No varejo brasileiro de PE, distribuidores oficiais competem com revendas independentes e alimentadas por resinas provenientes do excedente de grandes indústrias de flexíveis. Cataldi e Santos sustentam que este canal de vendas está ao pé da cova. “Vai deixar de existir nos próximos anos, pois opera baseado em vendas oportunistas e desenhos tributários duvidosos, além de não ter qualquer preocupação com o desenvolvimento da cadeia do plástico. Esse tipo de revenda não existe lá fora”.

José Ricardo Roriz Coelho, presidente da Associação Brasileira do Plástico (Abiplast), tem cadeira cativa na trajetória de PE no país desde 1983 quando, engenheiro recém-formado, ingressou no time da assistência técnica da petroquímica baiana Polialden, mais tarde absorvida pela Braskem. “Entre os primeiros projetos marcantes, participei do desenvolvimento de filmes de alto peso molecular, causa da substituição de sacos de papel por sacolas plásticas; da introdução de frasco soprados para químicos/cosméticos/limpeza e da produção e lançamento de polietileno de alta densidade e ultra alto peso molecular para peças técnicas”, rememora. Àquela época, prossegue, também foi dada no país a largada das exportações regulares de resinas nacionais e do então chamado sistema VIPE – vendas de termoplásticos a preço diferenciado para transformados destinados a exportações. Nos anos 90, Roriz assumiu a diretoria comercial da Politeno, a outra produtora de PE alojada no polo de Camaçari e onde ele contribuiu para concretizar a decolagem das resinas lineares e dos grades de média densidade linear em rotomoldados a exemplo de caixas d’água, contentores e equipamentos esportivos.

O Brasil de hoje, reconhece Roriz, estagnaria se continuasse a depender apenas de vidro, metal e papel para suas embalagens. A escalada de PE no acondicionamento de alimentos e outros produtos de primeira necessidade, ele pondera, incrementou a eficiência na proteção, estocagem e transporte, além de aumentar o shelf life. “Se considerássemos a hipótese da disponibilidade apenas de outros materiais para embalar, muitos produtos hoje comuns simplesmente não teriam como ser acondicionados ou seu uso incorreria em risco muito maior para quem lidasse com eles”, assinala o dirigente. “Mesmo os casos de produtos de acondicionamento possÍvel em outros materiais resultariam, em regra, em embalagens mais pesadas. Por extensão, mais caras de se produzir, transportar e armazenar, além de gerarem maior volume de resíduos sólidos”. As enxaquecas não param por aqui. “Também teríamos desempenhos inferiores em determinadas aplicações, com redução de shelf life e consequentes problemas logísticos e de desperdícios de produtos”, insere Roriz. “Todas essas questões relativas a aumento de custos acabariam repassadas ao consumidor, através dos preços finais onerados”.
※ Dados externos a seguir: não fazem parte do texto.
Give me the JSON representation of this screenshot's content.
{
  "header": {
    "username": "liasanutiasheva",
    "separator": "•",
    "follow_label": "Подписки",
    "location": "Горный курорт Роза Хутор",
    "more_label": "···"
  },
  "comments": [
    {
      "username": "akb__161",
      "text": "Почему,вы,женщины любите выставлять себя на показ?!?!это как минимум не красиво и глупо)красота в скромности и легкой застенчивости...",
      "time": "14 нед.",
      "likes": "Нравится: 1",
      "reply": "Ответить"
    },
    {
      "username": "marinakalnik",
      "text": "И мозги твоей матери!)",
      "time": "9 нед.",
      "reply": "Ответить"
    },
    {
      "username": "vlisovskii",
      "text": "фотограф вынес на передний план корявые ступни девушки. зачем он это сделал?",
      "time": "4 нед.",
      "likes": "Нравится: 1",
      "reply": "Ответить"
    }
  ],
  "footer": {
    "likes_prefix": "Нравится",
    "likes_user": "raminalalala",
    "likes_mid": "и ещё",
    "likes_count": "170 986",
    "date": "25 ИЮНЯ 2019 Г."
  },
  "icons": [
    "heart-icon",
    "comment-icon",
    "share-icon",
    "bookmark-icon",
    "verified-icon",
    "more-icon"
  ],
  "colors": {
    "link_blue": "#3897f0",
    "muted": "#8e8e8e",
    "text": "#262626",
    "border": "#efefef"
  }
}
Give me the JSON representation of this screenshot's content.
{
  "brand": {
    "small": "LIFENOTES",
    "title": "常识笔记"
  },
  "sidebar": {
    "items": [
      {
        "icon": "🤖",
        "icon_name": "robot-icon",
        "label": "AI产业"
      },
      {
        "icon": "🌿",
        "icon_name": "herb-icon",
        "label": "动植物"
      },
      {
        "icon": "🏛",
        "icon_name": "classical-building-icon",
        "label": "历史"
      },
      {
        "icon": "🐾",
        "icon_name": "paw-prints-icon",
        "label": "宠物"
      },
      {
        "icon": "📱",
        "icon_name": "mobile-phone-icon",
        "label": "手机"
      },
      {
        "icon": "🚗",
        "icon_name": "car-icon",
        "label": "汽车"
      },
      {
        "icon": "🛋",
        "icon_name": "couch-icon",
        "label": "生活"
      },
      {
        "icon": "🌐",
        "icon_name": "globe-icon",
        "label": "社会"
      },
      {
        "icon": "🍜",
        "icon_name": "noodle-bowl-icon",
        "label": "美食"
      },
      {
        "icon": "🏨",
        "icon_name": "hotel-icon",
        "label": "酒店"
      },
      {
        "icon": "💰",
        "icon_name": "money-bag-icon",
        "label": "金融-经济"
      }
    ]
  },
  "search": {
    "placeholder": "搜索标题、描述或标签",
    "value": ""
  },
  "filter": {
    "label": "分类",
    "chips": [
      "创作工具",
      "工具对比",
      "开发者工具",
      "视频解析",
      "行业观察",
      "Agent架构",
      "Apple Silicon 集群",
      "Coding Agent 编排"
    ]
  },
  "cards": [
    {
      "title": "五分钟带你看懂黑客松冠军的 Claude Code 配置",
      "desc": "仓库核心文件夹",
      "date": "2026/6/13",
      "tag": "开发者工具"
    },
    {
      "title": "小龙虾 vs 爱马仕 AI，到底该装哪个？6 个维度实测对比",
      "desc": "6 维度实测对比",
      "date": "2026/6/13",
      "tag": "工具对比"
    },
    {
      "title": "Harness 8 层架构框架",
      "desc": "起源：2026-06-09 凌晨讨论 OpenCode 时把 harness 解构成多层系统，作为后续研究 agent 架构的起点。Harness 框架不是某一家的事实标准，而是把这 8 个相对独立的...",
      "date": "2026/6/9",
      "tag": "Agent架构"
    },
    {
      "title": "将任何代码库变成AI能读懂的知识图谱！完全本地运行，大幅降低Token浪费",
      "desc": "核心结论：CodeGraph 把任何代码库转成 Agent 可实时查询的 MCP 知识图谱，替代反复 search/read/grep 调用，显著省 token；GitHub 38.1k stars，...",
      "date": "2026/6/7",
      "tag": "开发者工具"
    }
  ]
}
Tal como Américo Bartillotti, o presidente da Abiplast extrapola a importância de PE para além do seu mercado nº1 em volume, as embalagens sopradas e extrusadas. “Os dutos de PE aprimoram a irrigação na lavoura ao reduzir o desperdício de água e permitir a produção agrícola em lugares antes vistos como impróprios para o cultivo”, ele aponta. “Por sua vez, o tanque de combustível soprado com PEAD ampliou a vida útil dos tratores ao evitar vazamentos e a oxidação das peças e, ainda na esfera rural, os pulverizadores costais, também de PEAD, facilitaram a aplicação de defensivos e elevaram a produtividade de pequenas propriedades”.

Entre as indústrias finais usuárias de PE, é difícil cogitar um nome melhor que a Unilever para retratar em alta resolução a revolução deflagrada pela resina em 60 anos de produção no país. Por dois motivos chapantes: a empresa acumula mais de 80 anos de milhagem no mercado brasileiro e seu raio de ação convoca PE em todas as frentes de um portfólio de marcas campeãs de alimentos, cosméticos e produtos de limpeza doméstica. “Embalagens de plásticos como PE são versáteis e leves, possibilitando menor custo de logística e produção”, expõe Gabriela Cescato, gerente de sustentabilidade para embalagens da Unilever Brasil. “Essas características fizeram com que os plásticos se popularizassem no pais por meio de indústrias de bens de consumo, como a Unilever”. No embalo, Gabriela destaca a segurança das embalagens de PE para contato com alimentos. “Em formato flexível, podem ser laminadas com materiais de alta barreira, diminuindo o contato com fatores de oxidação, como luz e umidade, aumentando a durabilidade do seu conteúdo”, avalia a executiva. “Dessa maneira, os alimentos são conservados por mais tempo e evita-se seu desperdício, como atestam as embalagens de sopas e temperos da marca Knorr”.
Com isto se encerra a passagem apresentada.